Perhaps taking his cue from the film Memento, which tells its story in reverse chronology, Ellis launches his latest with the climaxes of a case that began 11 years earlier. Then, in a series of flashbacks, he works through the clues behind the clues that led to these two events. In the first, the body of best-selling novelist Allison Pagone is found in a blood-splattered bathroom, an apparent suicide. In the second, American forces in the Sudan nab elusive terrorist leader Mushan al-Bakhari in “a moment for which all Americans have waited for years” (meaning Mushan is you know who). How are the events connected? Ellis takes a while to tie these threads together. Initially, he focuses, as in prior novels, on political corruption. Pagone, it seems, killed herself after murdering a lover who was about to finger her ex-husband for bribing U.S. senators to influence their votes on legislation favoring a drug company.
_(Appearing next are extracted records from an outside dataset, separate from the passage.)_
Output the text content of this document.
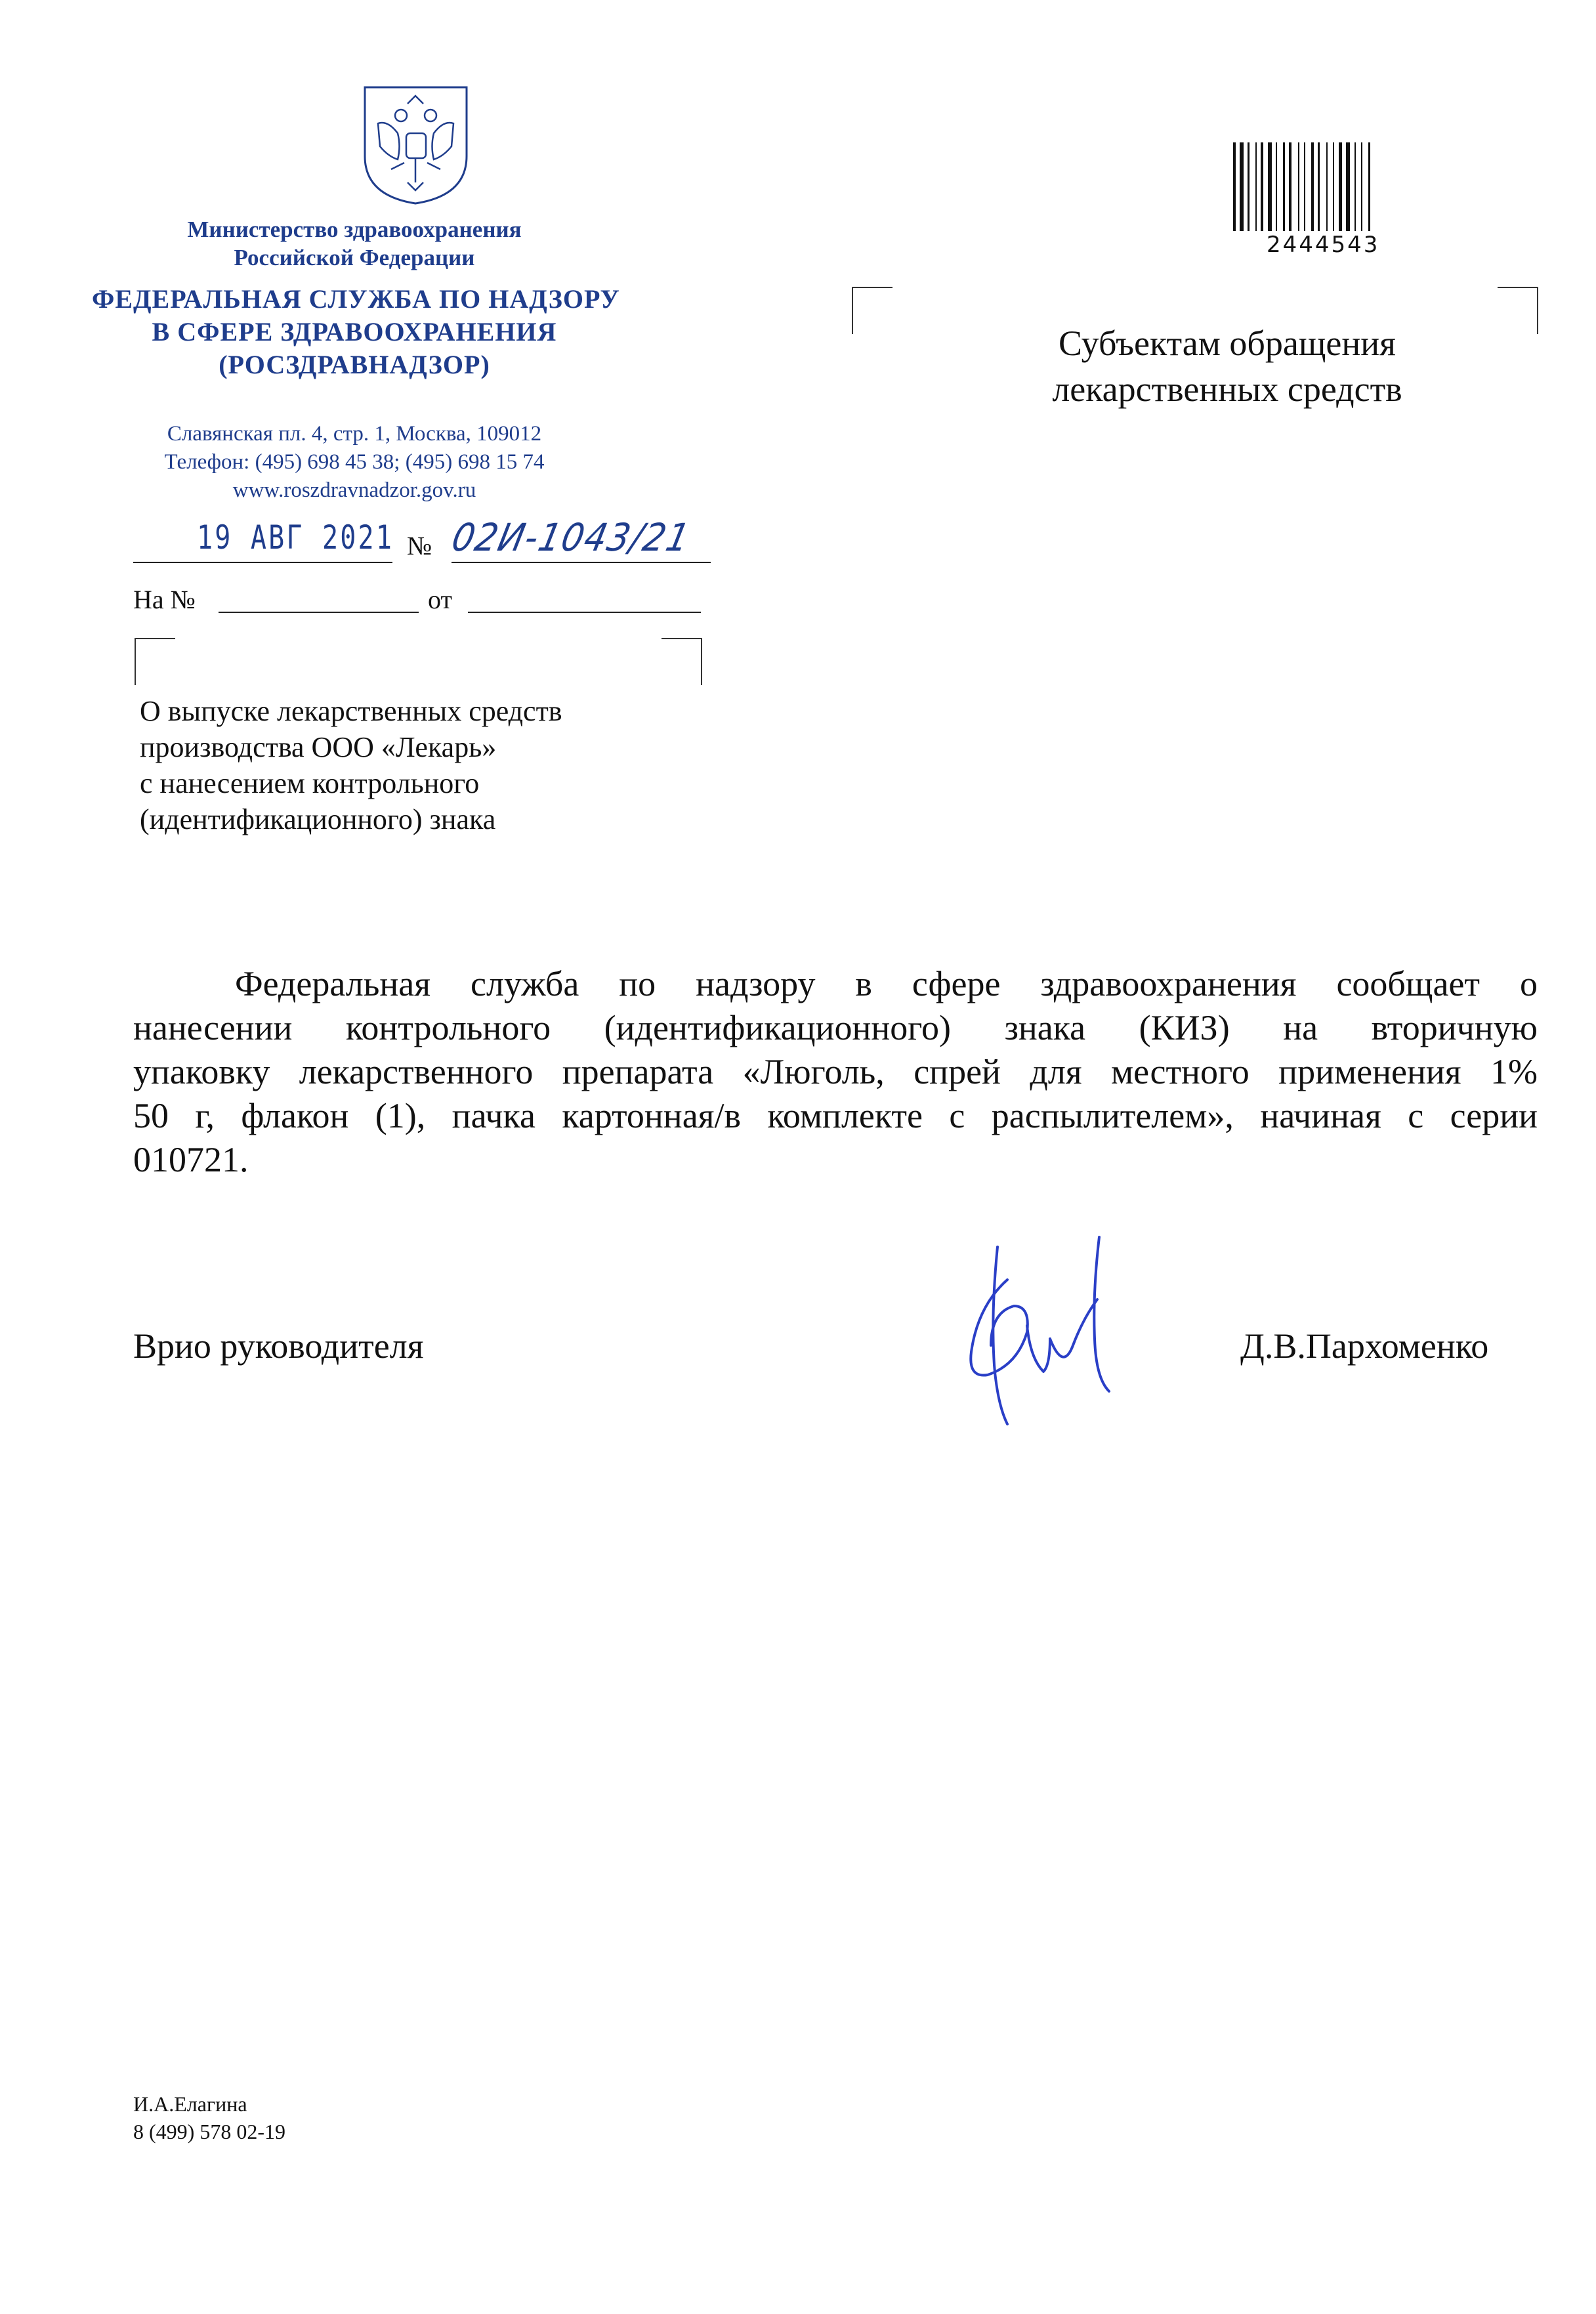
Министерство здравоохранения
Российской Федерации
ФЕДЕРАЛЬНАЯ СЛУЖБА ПО НАДЗОРУ
В СФЕРЕ ЗДРАВООХРАНЕНИЯ
(РОСЗДРАВНАДЗОР)
Славянская пл. 4, стр. 1, Москва, 109012
Телефон: (495) 698 45 38; (495) 698 15 74
www.roszdravnadzor.gov.ru
19 АВГ 2021 № 02И-1043/21
На №	от
О выпуске лекарственных средств
производства ООО «Лекарь»
с нанесением контрольного
(идентификационного) знака
2444543
Субъектам обращения
лекарственных средств
Федеральная служба по надзору в сфере здравоохранения сообщает о
нанесении контрольного (идентификационного) знака (КИЗ) на вторичную
упаковку лекарственного препарата «Люголь, спрей для местного применения 1%
50 г, флакон (1), пачка картонная/в комплекте с распылителем», начиная с серии
010721.
Врио руководителя	Д.В.Пархоменко
И.А.Елагина
8 (499) 578 02-19
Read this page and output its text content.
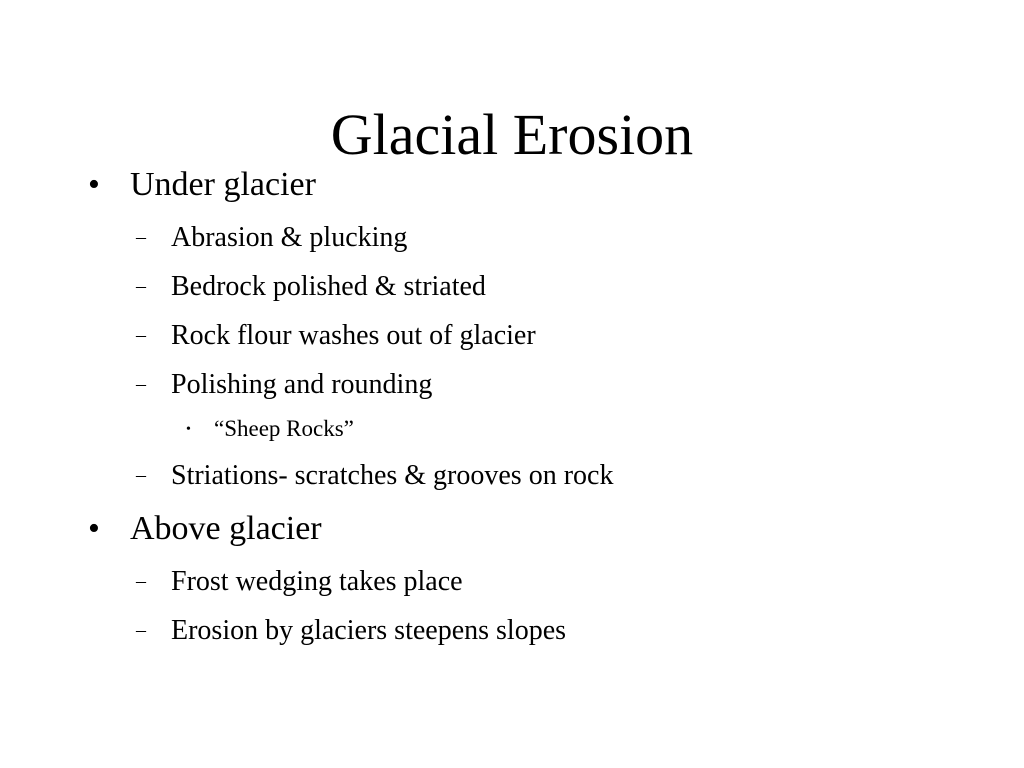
Glacial Erosion
• Under glacier
– Abrasion & plucking
– Bedrock polished & striated
– Rock flour washes out of glacier
– Polishing and rounding
• “Sheep Rocks”
– Striations- scratches & grooves on rock
• Above glacier
– Frost wedging takes place
– Erosion by glaciers steepens slopes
One of her earrings turns up at the crime scene, as does a strand of hair bearing her DNA. She also had hacked into the victim’s computer to make it seem he sent her an e-mail that, in turn, she can use as an alibi. Ellis practically drums these and other clues into the reader, perhaps having trouble getting up to speed in reverse. Eventually, he eases up as the terrorism angle becomes integral. It’s revealed that a doctor plans to spike the drug company’s baby aspirin with an undetectable, fatal poison. Plans to foil that plot explain all that precedes and may send some readers back to page one to see how nothing was what it seemed.

Annoyingly repetitious, especially at midpoint, but amply rewarding at the end—which, of course, is the beginning.